Modality starts by identifying all the ways that events can be assigned to labels that are consistent with the predicates and relationships in the MATCH and INTERSECT clauses. Each way this assignment can happen is a distinct query result.

For example, consider this query:

MATCH ANY AS a -> ANY AS b

Each result from this query is a map which binds the labels in the MATCH clause: a = some trace event, b = some trace event. The events will be chosen so that b is always causally following a.

There are of course many different ways to choose a and b to make this work. By Modality will try show you the single nearest b for every a. (see CUT for ways to control this). The result of query evaluation is a list of ways to bind its events that match the event predicates and relationship constraints.

Using INTERSECT doesn't change this model; it just adds additional constraints to the matches.

# Filtering Results (FILTER)

From an evaluation perspective, the FILTER clause is applied to each query result after it comes out of the MATCH/INTERSECT section. Its result is used to either keep each result, or throw it out.

The FILTER clause can be used in a way that could be equivalently represented in a MATCH predicate. But much of its unique power lies in the fact that it is evaluated after event relationships are taken into account.

# Aggregation (AGGREGATE)

Aggregation accumulates data from the output of the filtering stage.

# Special syntax rules

  • Keywords are not case sensitive. For example, MATCH and match are treated identically. We use the upper-case form in the documentation for clarity.

  • Spaces, tabs, and newlines may be used freely; all whitespace is equivalent, and indentation is not syntactically significant.

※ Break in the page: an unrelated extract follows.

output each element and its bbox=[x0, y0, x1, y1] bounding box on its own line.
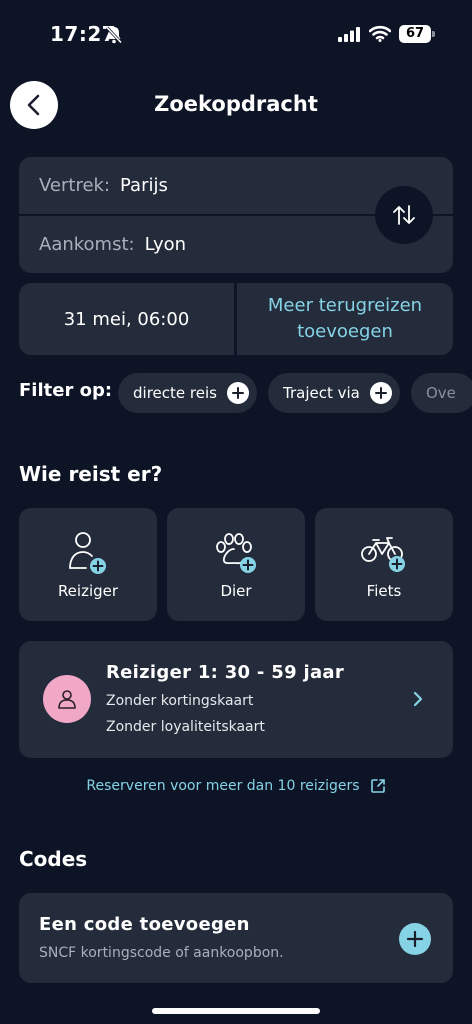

# Query evaluation context

There are three main ways to use trace queries with modality, the query command, the check command, and as a mutation precondition.

# query command

The query command is used when you are interested in the events matched by the query, or the values computed by an aggregation.

# check command

The check command evaluates the query in a pass/fail fashion. It behaves slightly differently depending on the content of the query:

  • For a regular MATCH/INTERSECT/FILTER query, check will succeed if the query has any results.
  • If the query has an AGGREGATE clause, check will succeed if all the boolean-valued aggregates equal true.
  • Some of the extended query behaviors behave differently in a check context.

# Mutation preconditions

A subset of the Modality Trace Query Language may be used to specify preconditions to mutation injection; it is described in detail in the mutation preconditions section.